Regardless of character, you can skootch a clue off of a location that you don't want to return to or onto an easier spot, or elsewise you might use it to "finish" a location for XP or a scenario requirement. There is also one colossal moving force in the strength/weakness of Vantage Point, player count. Depending on your other card choices you may be so and so able to pick up clues in a count of 2's or 3's, this is where multi clue cards and cards like Intel Report and Connect the Dots come in.
In 2 player you can play Intel Report or Connect the Dots to clean up a location completely, in 3 player you might move the clue from a 3-clue location and get the other two as mentioned before (style points for using Vantage Point to enable playing Connect the Dots).
Make note of the precise text on Vantage Point, you can play the card when a location is revealed, but also when a location enters play, this little extra window of use might be helpful in certain scenarios.
All in all the card is not particularly strong, moving a clue is an ancillary benefit, barely worth a slot on most characters. A primary clue gatherer in a large party might consider it to enhance their ability to react to clues all over the map via Connect the Dots or an Ursula Downs or "Ashcan" Pete who can move the clue, use the shroud reduction and pick up the moved clue in a flurry of investigation.
I had a friend play this tonight when we were playing the second scenario of Forgotten Age, and he had a pretty clever use for it: he took the last clue off of a high shroud location (shroud 5) and put it on a slightly lower shroud location that had just been revealed (shroud 4). Why was this clever? Because the location we took the last clue from was worth a victory point.

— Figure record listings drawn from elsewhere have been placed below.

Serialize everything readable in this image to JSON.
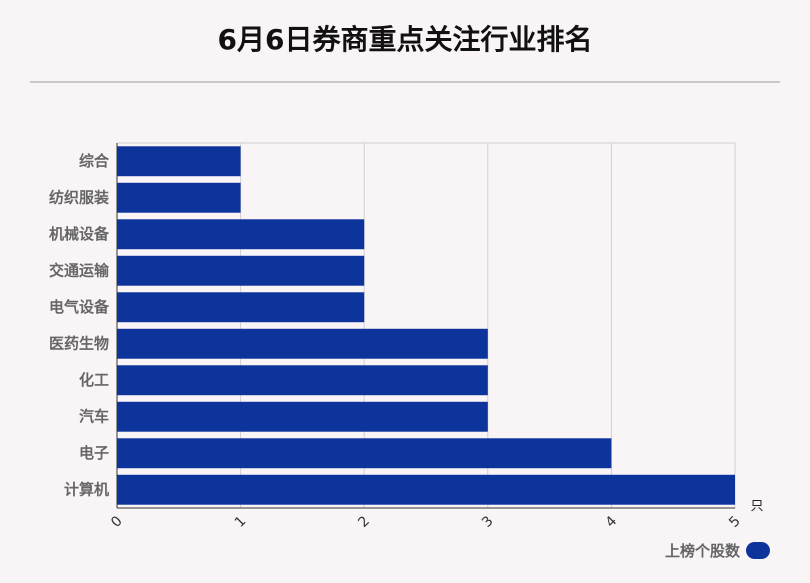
{
  "title": "6月6日券商重点关注行业排名",
  "chart_data": {
    "type": "bar",
    "orientation": "horizontal",
    "title": "6月6日券商重点关注行业排名",
    "categories": [
      "综合",
      "纺织服装",
      "机械设备",
      "交通运输",
      "电气设备",
      "医药生物",
      "化工",
      "汽车",
      "电子",
      "计算机"
    ],
    "series": [
      {
        "name": "上榜个股数",
        "values": [
          1,
          1,
          2,
          2,
          2,
          3,
          3,
          3,
          4,
          5
        ]
      }
    ],
    "x_ticks": [
      "0",
      "1",
      "2",
      "3",
      "4",
      "5"
    ],
    "xlim": [
      0,
      5
    ],
    "x_unit": "只",
    "grid": true,
    "legend_position": "bottom-right",
    "color": "#0d349b"
  }
}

Now, you can obviously use this card to lower the shroud of a location and make it easier to investigate for a turn, but I don't think that's terribly relevant. Why? Because, except for a few corner cases where people have extra actions, you are, at best, going to get two investigations with -1 shroud.
I think the best use of this card you are going to regularly get to use is taking clues from locations you don't want them and moving them somewhere else. And I don't just mean from high shroud locations. Some locations inflict a penalty for trying to move on to them or for trying to investigate on them. And I can think of three locations from that scenario alone that would fit the above description.
But the times you will be most proud of yourself will be the times when you spent one resource and net your team a victory point.
This card is like half a flashlight that is much less flexible ("during an investigator's turn" is the important part). The second effect may sometimes be useful but I don't think I'll ever include 2 copies of this unless I know that the scenario will be adding locations as I go (e.g. Forgotten Age).